Wow!!! He is breathtakingly stunning!! Fantastic photos!!!!


----------



## rocky pony (Oct 5, 2007)

Wow, he is a real stunner! Awesome shots of him


----------



## FGRanch (Feb 9, 2008)

Great pictures, he is a handsome boy.


----------



## Chestnuts73 (Oct 14, 2011)

Wow he is really pretty


----------



## Gallop On (May 1, 2011)

Arabians, my favorite breed <3 Breath breathtakingly gorgeous horse!


----------



## Golden Horse (Feb 20, 2010)

He is very handsome and there are some gorgeous studies of him there.

I have to ask, because I'm genuinely curious, what sort of shoes does he have on? they look very thick and heavy, are they weighted or padded?


----------



## CurlyIsASpecialStandie (Jul 19, 2011)

gorgeous


----------



## HorseLovinLady (Jul 18, 2011)

Very nice!! :smile:


----------



## Twilight Arabians (Dec 14, 2008)

Thanks guys! He is probably the sweetest stallion I have met in a long time. I love an Arabian that will turn it on when you want it and turn it off when you don't.

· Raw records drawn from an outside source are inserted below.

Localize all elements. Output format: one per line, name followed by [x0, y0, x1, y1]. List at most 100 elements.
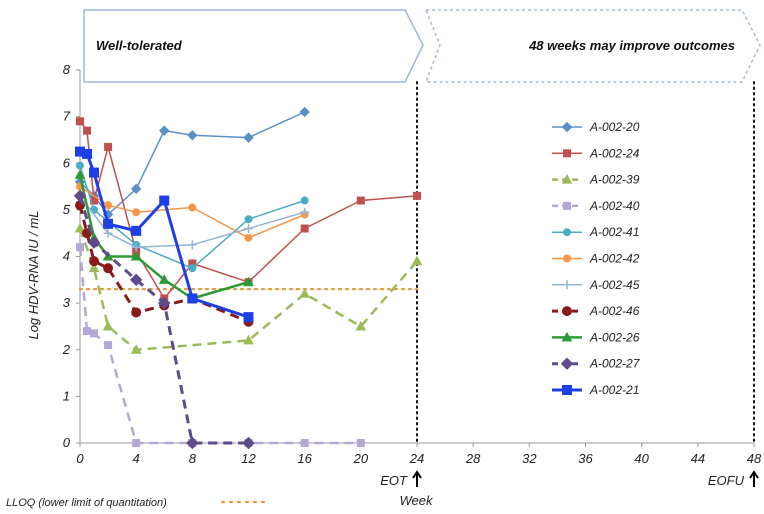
series-line [79, 150, 249, 319]
data-point [131, 307, 142, 318]
data-point [300, 207, 310, 217]
data-point [243, 276, 254, 287]
data-point [158, 296, 171, 310]
y-axis-label: Log HDV-RNA IU / mL [26, 210, 41, 339]
series-A-002-40 [76, 243, 365, 447]
banner-48-weeks-shape [424, 9, 761, 83]
data-point [131, 242, 141, 252]
y-tick-label: 2 [62, 342, 71, 357]
data-point [131, 225, 142, 236]
series-line [78, 247, 361, 445]
data-point [356, 196, 365, 205]
legend-marker [563, 149, 571, 158]
legend-item-A-002-26: A-002-26 [552, 330, 640, 344]
legend-marker [562, 385, 572, 395]
legend-label: A-002-24 [589, 146, 640, 160]
legend-marker [563, 228, 571, 237]
marker-label-eofu: EOFU [708, 473, 745, 488]
y-tick-label: 0 [63, 435, 71, 450]
data-point [104, 142, 113, 151]
data-point [188, 203, 197, 212]
data-point [130, 344, 142, 354]
data-point [130, 250, 142, 261]
data-point [300, 196, 309, 205]
data-point [243, 334, 254, 345]
data-point [129, 273, 143, 287]
data-point [104, 341, 113, 350]
y-ticks: 0 1 2 3 4 5 6 7 8 [62, 62, 80, 450]
series-group [73, 106, 423, 450]
legend-marker [561, 331, 573, 342]
data-point [300, 224, 309, 233]
x-tick-label: 0 [76, 451, 84, 466]
data-point [103, 218, 114, 229]
banner-48-weeks-text: 48 weeks may improve outcomes [528, 38, 735, 53]
legend-item-A-002-41: A-002-41 [552, 225, 639, 239]
series-A-002-39 [74, 223, 423, 354]
series-line [78, 195, 249, 445]
series-A-002-46 [75, 200, 254, 327]
legend-marker [560, 357, 574, 370]
data-point [76, 117, 84, 126]
y-tick-label: 8 [63, 62, 71, 77]
data-point [132, 439, 141, 447]
legend-label: A-002-46 [589, 304, 640, 318]
x-tick-label: 16 [297, 451, 312, 466]
banner-well-tolerated-text: Well-tolerated [96, 38, 183, 53]
x-tick-label: 32 [522, 451, 537, 466]
data-point [104, 201, 113, 210]
legend-label: A-002-27 [589, 357, 641, 371]
up-arrow-icon [412, 470, 422, 487]
banners: Well-tolerated 48 weeks may improve outc… [83, 9, 761, 83]
data-point [82, 148, 93, 159]
legend-marker [561, 174, 573, 184]
x-tick-label: 4 [133, 451, 140, 466]
data-point [188, 264, 197, 273]
legend-label: A-002-40 [589, 199, 640, 213]
series-A-002-26 [74, 169, 254, 303]
data-point [356, 439, 365, 447]
data-point [76, 243, 84, 252]
data-point [159, 195, 170, 206]
data-point [411, 255, 423, 266]
data-point [159, 125, 170, 136]
x-tick-label: 12 [241, 451, 256, 466]
legend-marker [563, 201, 571, 210]
x-tick-label: 40 [634, 451, 649, 466]
series-A-002-21 [75, 146, 254, 323]
data-point [187, 293, 198, 304]
data-point [186, 436, 199, 450]
data-point [244, 233, 253, 242]
legend-item-A-002-21: A-002-21 [552, 383, 639, 397]
data-point [83, 327, 92, 336]
data-point [187, 130, 198, 141]
x-tick-label: 48 [747, 451, 762, 466]
x-tick-label: 44 [691, 451, 705, 466]
legend-label: A-002-21 [589, 383, 639, 397]
x-ticks: 0 4 8 12 16 20 24 28 32 36 40 44 48 [76, 443, 762, 466]
data-point [242, 436, 255, 450]
x-tick-label: 8 [189, 451, 197, 466]
data-point [300, 439, 309, 447]
data-point [103, 228, 113, 238]
legend-marker [563, 254, 571, 263]
data-point [244, 224, 253, 234]
y-tick-label: 7 [63, 109, 71, 124]
banner-well-tolerated-shape [83, 9, 424, 83]
legend-item-A-002-42: A-002-42 [552, 252, 640, 266]
y-tick-label: 6 [63, 155, 71, 170]
x-tick-label: 28 [465, 451, 481, 466]
series-line [78, 228, 418, 352]
legend-item-A-002-39: A-002-39 [552, 173, 640, 187]
series-line [79, 120, 418, 300]
legend-label: A-002-26 [589, 330, 640, 344]
lloq-legend-label: LLOQ (lower limit of quantitation) [6, 497, 167, 509]
data-point [130, 183, 142, 195]
data-point [132, 208, 141, 217]
data-point [299, 288, 311, 298]
data-point [158, 274, 170, 284]
y-tick-label: 4 [63, 249, 70, 264]
legend-label: A-002-45 [589, 278, 640, 292]
legend-label: A-002-41 [589, 225, 639, 239]
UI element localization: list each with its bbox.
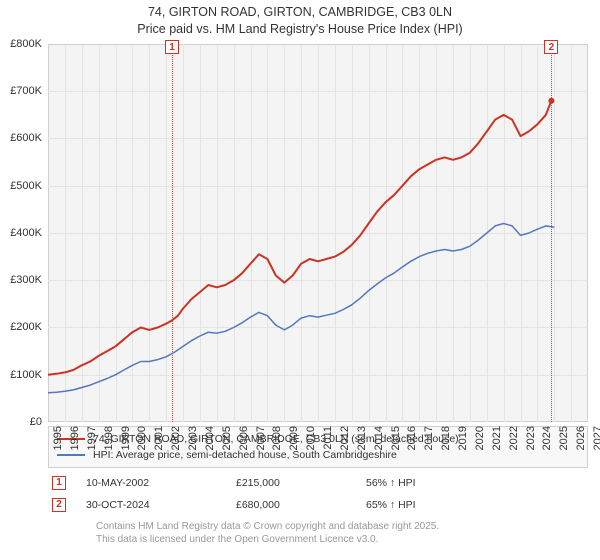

Here is a picture his owner took while giving some kids a pony ride on him. Such a good boy.


----------



## Chansu (Oct 18, 2011)

Wowww. :O i want. *grabby hands*


----------



## gigem88 (May 10, 2011)

Very pretty! I also like the horse laying down in the background like nothing is going on!


----------



## RoCru (Jul 19, 2009)

He's amazing!!! Love the last head on shot you got! Great work, by the way.


----------



## palominolover (Apr 28, 2010)

GORGEOUS. Drop-dead gorgeous. He is STUNNING =)


----------



## Twilight Arabians (Dec 14, 2008)

Thanks everyone! His son Sparksafire is an US nationals this week, he made the cut in his first class(well over 40 horses) and we will find out tomorrow if he is in the top ten.


----------



## Twilight Arabians (Dec 14, 2008)

If anyone wants to watch Sparksafire's class tomorrow you can watch it live here 2011 U.S. National Championships - Ford Arena He will be in class 1682.


----------



## VanillaBean (Oct 19, 2008)

Very pretty! ! ! !


----------



## DuffyDuck (Sep 27, 2011)

Mine 

I'll swap you! You can have my dad's horse ;D
He is beautiful, he has that Look at me! Without that 'I'm a fiery dragon '


----------



## Maeras (Oct 9, 2011)

Oh wow... *wants*


----------



## KnB (Apr 21, 2011)

W.O.W talk about a horse model!


----------



## VanillaBean (Oct 19, 2008)

I saw his class yesterday, but I couldn't tell which one he was...


----------



## horsemadgirl (Aug 23, 2011)

Wow, thats a lush little boy you got there


----------